# has reality tv gone too far?



## dgjamison (Jul 6, 2009)

Hi I watched a tv program last night called "Tiara's and toddlers", I was appalled at the content of this program. Has anyone else seen it? IMO this is a form of child abuse, and feel these programes should be banned. Have we let these reality tv programmes go too far?? To see little children with false eyelashes, spray tans, hairpieces, and makeup, dancing and pursing their lips like adults is disgusting Did anyone else see this program? would love to hear your opinions


----------



## MandyB (Jan 14, 2010)

I agree 100% it is child abuse and should be stopped.


----------



## dgjamison (Jul 6, 2009)

MandyB said:


> I agree 100% it is child abuse and should be stopped.


agree, the mothers are unbelievable, one little boy approx 18months was screaming he did'nt want to" Perform", his mother was furious, it made me sick. When I see these little girls, some as young as 2yrs made up like glamour models, i shudder to think of those old wierdos watching these kids.
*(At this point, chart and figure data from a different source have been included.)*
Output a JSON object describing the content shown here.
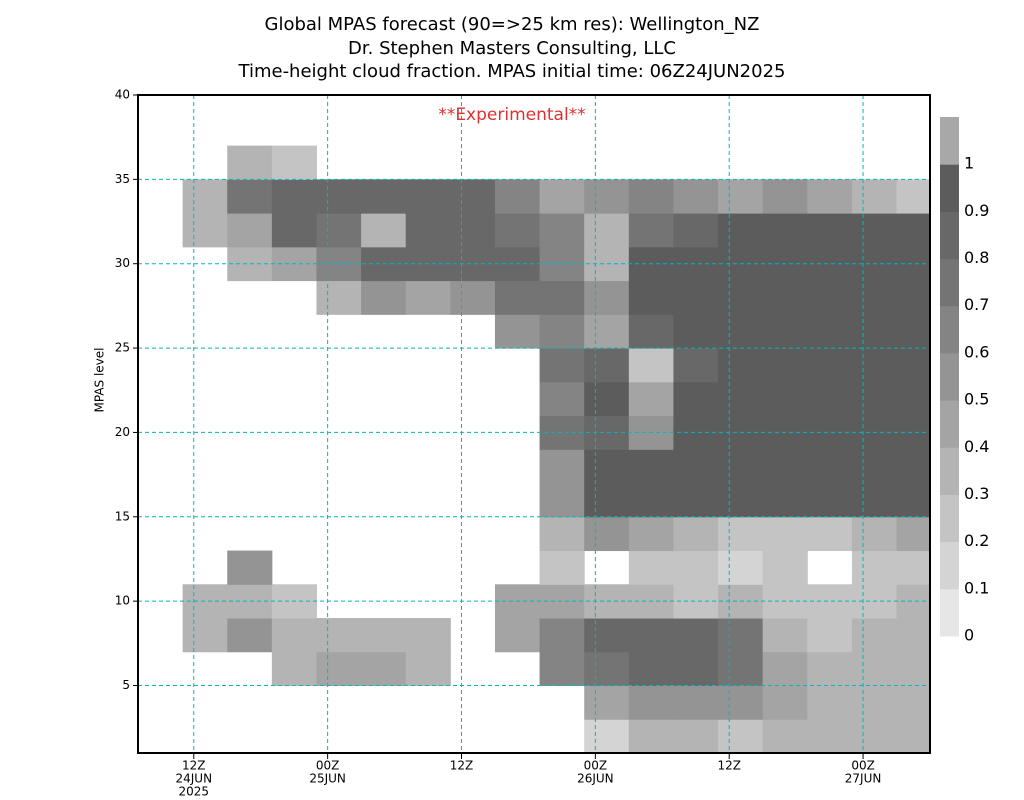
{
  "chart_data": {
    "type": "contour",
    "title": [
      "Global MPAS forecast (90=>25 km res): Wellington_NZ",
      "Dr. Stephen Masters Consulting, LLC",
      "Time-height cloud fraction.   MPAS initial time: 06Z24JUN2025"
    ],
    "annotation": "**Experimental**",
    "annotation_color": "#e03030",
    "y_label": "MPAS level",
    "xlim": [
      7,
      78
    ],
    "xticks": [
      {
        "value": 12,
        "label": [
          "12Z",
          "24JUN",
          "2025"
        ]
      },
      {
        "value": 24,
        "label": [
          "00Z",
          "25JUN"
        ]
      },
      {
        "value": 36,
        "label": [
          "12Z"
        ]
      },
      {
        "value": 48,
        "label": [
          "00Z",
          "26JUN"
        ]
      },
      {
        "value": 60,
        "label": [
          "12Z"
        ]
      },
      {
        "value": 72,
        "label": [
          "00Z",
          "27JUN"
        ]
      }
    ],
    "ylim": [
      1,
      40
    ],
    "yticks": [
      5,
      10,
      15,
      20,
      25,
      30,
      35,
      40
    ],
    "grid": true,
    "grid_color": "#00b8c0",
    "x": [
      9,
      13,
      17,
      21,
      25,
      29,
      33,
      37,
      41,
      45,
      49,
      53,
      57,
      61,
      65,
      69,
      73,
      77
    ],
    "y": [
      2,
      4,
      6,
      8,
      10,
      12,
      14,
      16,
      18,
      20,
      22,
      24,
      26,
      28,
      30,
      32,
      34,
      36,
      38,
      40
    ],
    "z": [
      [
        0,
        0,
        0,
        0,
        0,
        0,
        0,
        0,
        0,
        0,
        0.1,
        0.3,
        0.3,
        0.2,
        0.3,
        0.3,
        0.3,
        0.3
      ],
      [
        0,
        0,
        0,
        0,
        0,
        0,
        0,
        0,
        0,
        0,
        0.4,
        0.5,
        0.5,
        0.5,
        0.4,
        0.3,
        0.3,
        0.3
      ],
      [
        0,
        0,
        0,
        0.3,
        0.4,
        0.4,
        0.3,
        0,
        0,
        0.6,
        0.7,
        0.8,
        0.8,
        0.7,
        0.4,
        0.3,
        0.3,
        0.3
      ],
      [
        0,
        0.3,
        0.5,
        0.3,
        0.3,
        0.3,
        0.3,
        0,
        0.4,
        0.6,
        0.8,
        0.8,
        0.8,
        0.7,
        0.3,
        0.2,
        0.3,
        0.3
      ],
      [
        0,
        0.3,
        0.3,
        0.2,
        0,
        0,
        0,
        0,
        0.4,
        0.4,
        0.3,
        0.3,
        0.2,
        0.3,
        0.2,
        0.2,
        0.2,
        0.3
      ],
      [
        0,
        0,
        0.5,
        0,
        0,
        0,
        0,
        0,
        0,
        0.2,
        0,
        0.2,
        0.2,
        0.1,
        0.2,
        0,
        0.2,
        0.2
      ],
      [
        0,
        0,
        0,
        0,
        0,
        0,
        0,
        0,
        0,
        0.3,
        0.5,
        0.4,
        0.3,
        0.2,
        0.2,
        0.2,
        0.3,
        0.4
      ],
      [
        0,
        0,
        0,
        0,
        0,
        0,
        0,
        0,
        0,
        0.5,
        0.9,
        0.9,
        0.9,
        0.9,
        0.9,
        0.9,
        0.9,
        0.9
      ],
      [
        0,
        0,
        0,
        0,
        0,
        0,
        0,
        0,
        0,
        0.5,
        0.9,
        0.9,
        0.9,
        0.9,
        0.9,
        0.9,
        0.9,
        0.9
      ],
      [
        0,
        0,
        0,
        0,
        0,
        0,
        0,
        0,
        0,
        0.7,
        0.8,
        0.5,
        0.9,
        0.9,
        0.9,
        0.9,
        0.9,
        0.9
      ],
      [
        0,
        0,
        0,
        0,
        0,
        0,
        0,
        0,
        0,
        0.6,
        0.9,
        0.4,
        0.9,
        0.9,
        0.9,
        0.9,
        0.9,
        0.9
      ],
      [
        0,
        0,
        0,
        0,
        0,
        0,
        0,
        0,
        0,
        0.7,
        0.8,
        0.2,
        0.8,
        0.9,
        0.9,
        0.9,
        0.9,
        0.9
      ],
      [
        0,
        0,
        0,
        0,
        0,
        0,
        0,
        0,
        0.5,
        0.6,
        0.4,
        0.8,
        0.9,
        0.9,
        0.9,
        0.9,
        0.9,
        0.9
      ],
      [
        0,
        0,
        0,
        0,
        0.3,
        0.5,
        0.4,
        0.5,
        0.7,
        0.7,
        0.5,
        0.9,
        0.9,
        0.9,
        0.9,
        0.9,
        0.9,
        0.9
      ],
      [
        0,
        0,
        0.3,
        0.4,
        0.6,
        0.8,
        0.8,
        0.8,
        0.8,
        0.6,
        0.3,
        0.9,
        0.9,
        0.9,
        0.9,
        0.9,
        0.9,
        0.9
      ],
      [
        0,
        0.3,
        0.4,
        0.8,
        0.7,
        0.3,
        0.8,
        0.8,
        0.7,
        0.6,
        0.3,
        0.7,
        0.8,
        0.9,
        0.9,
        0.9,
        0.9,
        0.9
      ],
      [
        0,
        0.3,
        0.7,
        0.8,
        0.8,
        0.8,
        0.8,
        0.8,
        0.6,
        0.4,
        0.5,
        0.6,
        0.5,
        0.4,
        0.5,
        0.4,
        0.3,
        0.2
      ],
      [
        0,
        0,
        0.3,
        0.2,
        0,
        0,
        0,
        0,
        0,
        0,
        0,
        0,
        0,
        0,
        0,
        0,
        0,
        0
      ],
      [
        0,
        0,
        0,
        0,
        0,
        0,
        0,
        0,
        0,
        0,
        0,
        0,
        0,
        0,
        0,
        0,
        0,
        0
      ],
      [
        0,
        0,
        0,
        0,
        0,
        0,
        0,
        0,
        0,
        0,
        0,
        0,
        0,
        0,
        0,
        0,
        0,
        0
      ]
    ],
    "levels": [
      0,
      0.1,
      0.2,
      0.3,
      0.4,
      0.5,
      0.6,
      0.7,
      0.8,
      0.9,
      1
    ],
    "colors": [
      "#e6e6e6",
      "#d4d4d4",
      "#c4c4c4",
      "#b4b4b4",
      "#a4a4a4",
      "#949494",
      "#848484",
      "#747474",
      "#686868",
      "#5c5c5c",
      "#a8a8a8"
    ]
  }
}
It is really sick and needs to be completly banned with no loopholes


----------



## capstonic (Feb 27, 2010)

dgjamison said:


> Hi I watched a tv program last night called "Tiara's and toddlers", I was appalled at the content of this program. Has anyone else seen it? IMO this is a form of child abuse, and feel these programes should be banned. Have we let these reality tv programmes go too far?? To see little children with false eyelashes, spray tans, hairpieces, and makeup, dancing and pursing their lips like adults is disgusting Did anyone else see this program? would love to hear your opinions


I dont think so. I think its the development of mind of the children. If a child learns a topic in the age of 5 rather than 18, i think its the growth of the brain. We have tried a lot to become more and more professional.


----------